Art Show at Laurel School Shows Price of Gold Mining in Colombia

 

elchoco

Tue 10/18 @ 6:30PM

Photographer Steve Cagan has become well-known in northeast Ohio for using his work for social and cultural activism, especially relating to Latin America. 1967 Laurel School graduate Mary Kelsey is an artist whose specialty is drawing.

The two have joined their strengths for a project called The Price of Gold: Mechanized Gold Mining vs. Rainforest Cultures in El Choco, Colombia, which opens at the Laurel School tonight.

It focuses on raising awareness about how mechanized mining is replacing artisanal panning for gold and its impact on the economy, culture, health and social structures of the local people and its threat to the environment of El Choco’s rain forest with is incredible diversity.

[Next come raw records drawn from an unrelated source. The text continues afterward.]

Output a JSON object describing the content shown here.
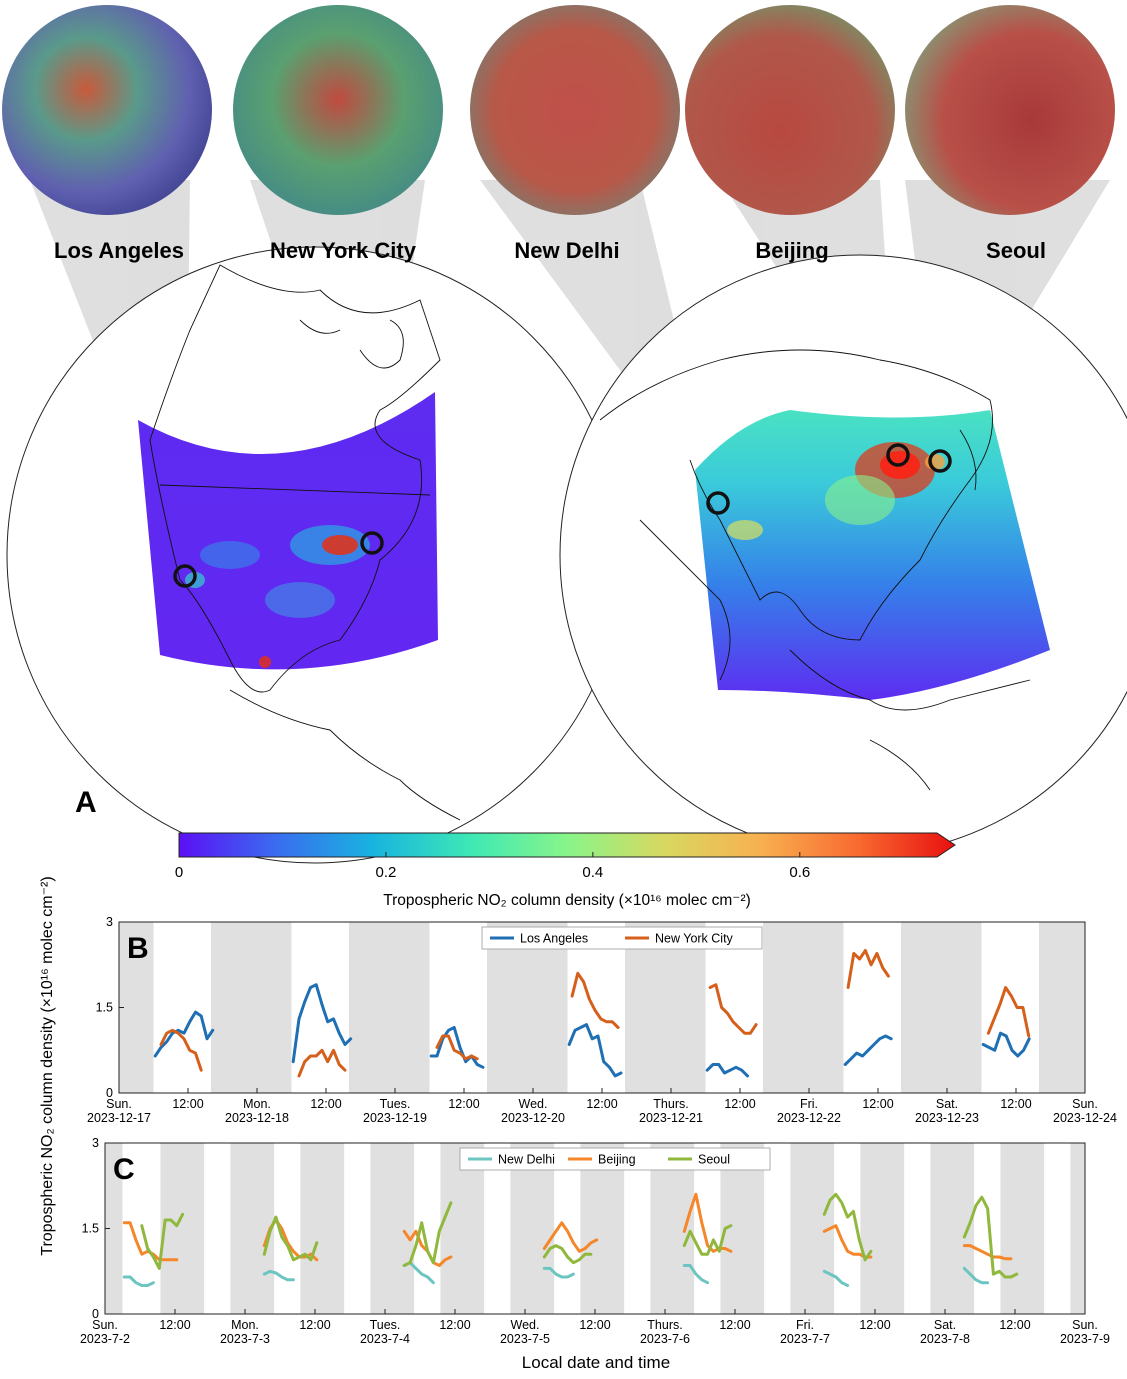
{
  "panel_a": {
    "letter": "A",
    "cities": [
      {
        "name": "Los Angeles",
        "color": "#5a5fb0"
      },
      {
        "name": "New York City",
        "color": "#3aa17a"
      },
      {
        "name": "New Delhi",
        "color": "#b9524a"
      },
      {
        "name": "Beijing",
        "color": "#b9524a"
      },
      {
        "name": "Seoul",
        "color": "#b24848"
      }
    ],
    "colorbar": {
      "ticks": [
        "0",
        "0.2",
        "0.4",
        "0.6"
      ],
      "label": "Tropospheric NO₂ column density (×10¹⁶ molec cm⁻²)",
      "colors": [
        "#5b10f5",
        "#3a6cf0",
        "#18b4df",
        "#3ee8b5",
        "#88f58a",
        "#d8d860",
        "#f8b050",
        "#f86a30",
        "#e81010"
      ]
    }
  },
  "chart_data": [
    {
      "type": "line",
      "panel": "B",
      "ylabel": "Tropospheric NO₂ column density (×10¹⁶ molec cm⁻²)",
      "ylim": [
        0,
        3
      ],
      "yticks": [
        "0",
        "1.5",
        "3"
      ],
      "xlim": [
        0,
        168
      ],
      "legend_position": "top-center",
      "xticks": [
        {
          "x": 0,
          "lines": [
            "Sun.",
            "2023-12-17"
          ]
        },
        {
          "x": 12,
          "lines": [
            "12:00"
          ]
        },
        {
          "x": 24,
          "lines": [
            "Mon.",
            "2023-12-18"
          ]
        },
        {
          "x": 36,
          "lines": [
            "12:00"
          ]
        },
        {
          "x": 48,
          "lines": [
            "Tues.",
            "2023-12-19"
          ]
        },
        {
          "x": 60,
          "lines": [
            "12:00"
          ]
        },
        {
          "x": 72,
          "lines": [
            "Wed.",
            "2023-12-20"
          ]
        },
        {
          "x": 84,
          "lines": [
            "12:00"
          ]
        },
        {
          "x": 96,
          "lines": [
            "Thurs.",
            "2023-12-21"
          ]
        },
        {
          "x": 108,
          "lines": [
            "12:00"
          ]
        },
        {
          "x": 120,
          "lines": [
            "Fri.",
            "2023-12-22"
          ]
        },
        {
          "x": 132,
          "lines": [
            "12:00"
          ]
        },
        {
          "x": 144,
          "lines": [
            "Sat.",
            "2023-12-23"
          ]
        },
        {
          "x": 156,
          "lines": [
            "12:00"
          ]
        },
        {
          "x": 168,
          "lines": [
            "Sun.",
            "2023-12-24"
          ]
        }
      ],
      "night_bands": [
        [
          0,
          6
        ],
        [
          16,
          30
        ],
        [
          40,
          54
        ],
        [
          64,
          78
        ],
        [
          88,
          102
        ],
        [
          112,
          126
        ],
        [
          136,
          150
        ],
        [
          160,
          168
        ]
      ],
      "series": [
        {
          "name": "Los Angeles",
          "color": "#1f6fb4",
          "days": [
            {
              "start": 6.3,
              "step": 1,
              "values": [
                0.65,
                0.8,
                0.9,
                1.05,
                1.1,
                1.05,
                1.25,
                1.42,
                1.35,
                0.95,
                1.1
              ]
            },
            {
              "start": 30.3,
              "step": 1,
              "values": [
                0.55,
                1.3,
                1.6,
                1.85,
                1.9,
                1.55,
                1.25,
                1.3,
                1.05,
                0.85,
                0.95
              ]
            },
            {
              "start": 54.3,
              "step": 1,
              "values": [
                0.65,
                0.65,
                0.95,
                1.1,
                1.15,
                0.8,
                0.55,
                0.65,
                0.5,
                0.45
              ]
            },
            {
              "start": 78.3,
              "step": 1,
              "values": [
                0.85,
                1.1,
                1.15,
                1.2,
                0.95,
                1.0,
                0.55,
                0.45,
                0.3,
                0.35
              ]
            },
            {
              "start": 102.3,
              "step": 1,
              "values": [
                0.4,
                0.5,
                0.5,
                0.35,
                0.4,
                0.45,
                0.4,
                0.3
              ]
            },
            {
              "start": 126.3,
              "step": 1,
              "values": [
                0.5,
                0.6,
                0.7,
                0.65,
                0.75,
                0.85,
                0.95,
                1.0,
                0.95
              ]
            },
            {
              "start": 150.3,
              "step": 1,
              "values": [
                0.85,
                0.8,
                0.75,
                1.05,
                1.0,
                0.75,
                0.65,
                0.75,
                0.95
              ]
            }
          ]
        },
        {
          "name": "New York City",
          "color": "#d5601c",
          "days": [
            {
              "start": 7.3,
              "step": 1,
              "values": [
                0.85,
                1.05,
                1.1,
                1.05,
                0.95,
                0.75,
                0.7,
                0.4
              ]
            },
            {
              "start": 31.3,
              "step": 1,
              "values": [
                0.3,
                0.55,
                0.65,
                0.65,
                0.75,
                0.55,
                0.75,
                0.5,
                0.4
              ]
            },
            {
              "start": 55.3,
              "step": 1,
              "values": [
                0.8,
                1.0,
                1.0,
                0.75,
                0.7,
                0.6,
                0.65,
                0.6
              ]
            },
            {
              "start": 78.8,
              "step": 1,
              "values": [
                1.7,
                2.1,
                1.95,
                1.65,
                1.45,
                1.3,
                1.25,
                1.25,
                1.15
              ]
            },
            {
              "start": 102.8,
              "step": 1,
              "values": [
                1.85,
                1.9,
                1.5,
                1.4,
                1.25,
                1.15,
                1.05,
                1.05,
                1.2
              ]
            },
            {
              "start": 126.8,
              "step": 1,
              "values": [
                1.85,
                2.45,
                2.35,
                2.5,
                2.25,
                2.45,
                2.2,
                2.05
              ]
            },
            {
              "start": 151.2,
              "step": 1,
              "values": [
                1.05,
                1.3,
                1.55,
                1.85,
                1.7,
                1.5,
                1.5,
                1.0
              ]
            }
          ]
        }
      ]
    },
    {
      "type": "line",
      "panel": "C",
      "xlabel": "Local date and time",
      "ylim": [
        0,
        3
      ],
      "yticks": [
        "0",
        "1.5",
        "3"
      ],
      "xlim": [
        0,
        168
      ],
      "legend_position": "top-center",
      "xticks": [
        {
          "x": 0,
          "lines": [
            "Sun.",
            "2023-7-2"
          ]
        },
        {
          "x": 12,
          "lines": [
            "12:00"
          ]
        },
        {
          "x": 24,
          "lines": [
            "Mon.",
            "2023-7-3"
          ]
        },
        {
          "x": 36,
          "lines": [
            "12:00"
          ]
        },
        {
          "x": 48,
          "lines": [
            "Tues.",
            "2023-7-4"
          ]
        },
        {
          "x": 60,
          "lines": [
            "12:00"
          ]
        },
        {
          "x": 72,
          "lines": [
            "Wed.",
            "2023-7-5"
          ]
        },
        {
          "x": 84,
          "lines": [
            "12:00"
          ]
        },
        {
          "x": 96,
          "lines": [
            "Thurs.",
            "2023-7-6"
          ]
        },
        {
          "x": 108,
          "lines": [
            "12:00"
          ]
        },
        {
          "x": 120,
          "lines": [
            "Fri.",
            "2023-7-7"
          ]
        },
        {
          "x": 132,
          "lines": [
            "12:00"
          ]
        },
        {
          "x": 144,
          "lines": [
            "Sat.",
            "2023-7-8"
          ]
        },
        {
          "x": 156,
          "lines": [
            "12:00"
          ]
        },
        {
          "x": 168,
          "lines": [
            "Sun.",
            "2023-7-9"
          ]
        }
      ],
      "night_bands": [
        [
          0,
          3
        ],
        [
          9.5,
          17
        ],
        [
          21.5,
          29
        ],
        [
          33.5,
          41
        ],
        [
          45.5,
          53
        ],
        [
          57.5,
          65
        ],
        [
          69.5,
          77
        ],
        [
          81.5,
          89
        ],
        [
          93.5,
          101
        ],
        [
          105.5,
          113
        ],
        [
          117.5,
          125
        ],
        [
          129.5,
          137
        ],
        [
          141.5,
          149
        ],
        [
          153.5,
          161
        ],
        [
          165.5,
          168
        ]
      ],
      "series": [
        {
          "name": "New Delhi",
          "color": "#6cc5c0",
          "days": [
            {
              "start": 3.3,
              "step": 1,
              "values": [
                0.65,
                0.65,
                0.55,
                0.5,
                0.5,
                0.55
              ]
            },
            {
              "start": 27.3,
              "step": 1,
              "values": [
                0.7,
                0.75,
                0.72,
                0.65,
                0.6,
                0.6
              ]
            },
            {
              "start": 51.3,
              "step": 1,
              "values": [
                0.85,
                0.9,
                0.8,
                0.7,
                0.65,
                0.55
              ]
            },
            {
              "start": 75.3,
              "step": 1,
              "values": [
                0.8,
                0.8,
                0.7,
                0.65,
                0.65,
                0.7
              ]
            },
            {
              "start": 99.3,
              "step": 1,
              "values": [
                0.85,
                0.85,
                0.7,
                0.6,
                0.55
              ]
            },
            {
              "start": 123.3,
              "step": 1,
              "values": [
                0.75,
                0.7,
                0.65,
                0.55,
                0.5
              ]
            },
            {
              "start": 147.3,
              "step": 1,
              "values": [
                0.8,
                0.7,
                0.6,
                0.55,
                0.55
              ]
            }
          ]
        },
        {
          "name": "Beijing",
          "color": "#f5862a",
          "days": [
            {
              "start": 3.3,
              "step": 1,
              "values": [
                1.6,
                1.6,
                1.3,
                1.05,
                1.1,
                1.05,
                0.95,
                0.95,
                0.95,
                0.95
              ]
            },
            {
              "start": 27.3,
              "step": 1,
              "values": [
                1.2,
                1.5,
                1.65,
                1.5,
                1.25,
                1.1,
                1.0,
                1.0,
                1.05,
                0.95
              ]
            },
            {
              "start": 51.3,
              "step": 1,
              "values": [
                1.45,
                1.3,
                1.45,
                1.2,
                1.1,
                0.9,
                0.85,
                0.95,
                1.0
              ]
            },
            {
              "start": 75.3,
              "step": 1,
              "values": [
                1.15,
                1.3,
                1.45,
                1.6,
                1.45,
                1.25,
                1.1,
                1.15,
                1.25,
                1.3
              ]
            },
            {
              "start": 99.3,
              "step": 1,
              "values": [
                1.45,
                1.8,
                2.1,
                1.6,
                1.2,
                1.1,
                1.15,
                1.15,
                1.1
              ]
            },
            {
              "start": 123.3,
              "step": 1,
              "values": [
                1.45,
                1.5,
                1.55,
                1.3,
                1.1,
                1.05,
                1.05,
                1.0,
                1.0
              ]
            },
            {
              "start": 147.3,
              "step": 1,
              "values": [
                1.2,
                1.2,
                1.15,
                1.1,
                1.05,
                1.0,
                1.0,
                0.97,
                0.97
              ]
            }
          ]
        },
        {
          "name": "Seoul",
          "color": "#8fb83c",
          "days": [
            {
              "start": 6.3,
              "step": 1,
              "values": [
                1.55,
                1.15,
                1.0,
                0.8,
                1.65,
                1.65,
                1.55,
                1.75
              ]
            },
            {
              "start": 27.3,
              "step": 1,
              "values": [
                1.05,
                1.45,
                1.7,
                1.35,
                1.2,
                0.95,
                1.0,
                1.05,
                0.95,
                1.25
              ]
            },
            {
              "start": 51.3,
              "step": 1,
              "values": [
                0.85,
                0.9,
                1.2,
                1.6,
                1.1,
                0.9,
                1.45,
                1.7,
                1.95
              ]
            },
            {
              "start": 75.3,
              "step": 1,
              "values": [
                1.0,
                1.15,
                1.2,
                1.15,
                1.0,
                0.9,
                0.95,
                1.05,
                1.05
              ]
            },
            {
              "start": 99.3,
              "step": 1,
              "values": [
                1.2,
                1.45,
                1.25,
                1.05,
                1.05,
                1.3,
                1.1,
                1.5,
                1.55
              ]
            },
            {
              "start": 123.3,
              "step": 1,
              "values": [
                1.75,
                2.0,
                2.1,
                1.95,
                1.7,
                1.8,
                1.3,
                0.95,
                1.1
              ]
            },
            {
              "start": 147.3,
              "step": 1,
              "values": [
                1.35,
                1.6,
                1.9,
                2.05,
                1.85,
                0.7,
                0.75,
                0.65,
                0.65,
                0.7
              ]
            }
          ]
        }
      ]
    }
  ]
}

“The El Chocó Mining project documents the work and lives of grassroots miners through photography and drawing,” they write. “We work in solidarity and active collaboration with affected communities to lend assistance to those confronting these changes and to publicize the threats and dangers they face.”

The two artists use photography, line drawing and texts to create a bond between the viewer and the subjects. This isn’t a jet-in/jet-out project for them; Cagan has been working and photographing in El Choco since 2003. And Kelsey has long used her work to explore the relationships between people and their environments, including in rain forests.

The show opens with a free public reception Tue 10/18 @ 6:30pm. The artists will give an illustrated talk about the project at the reception.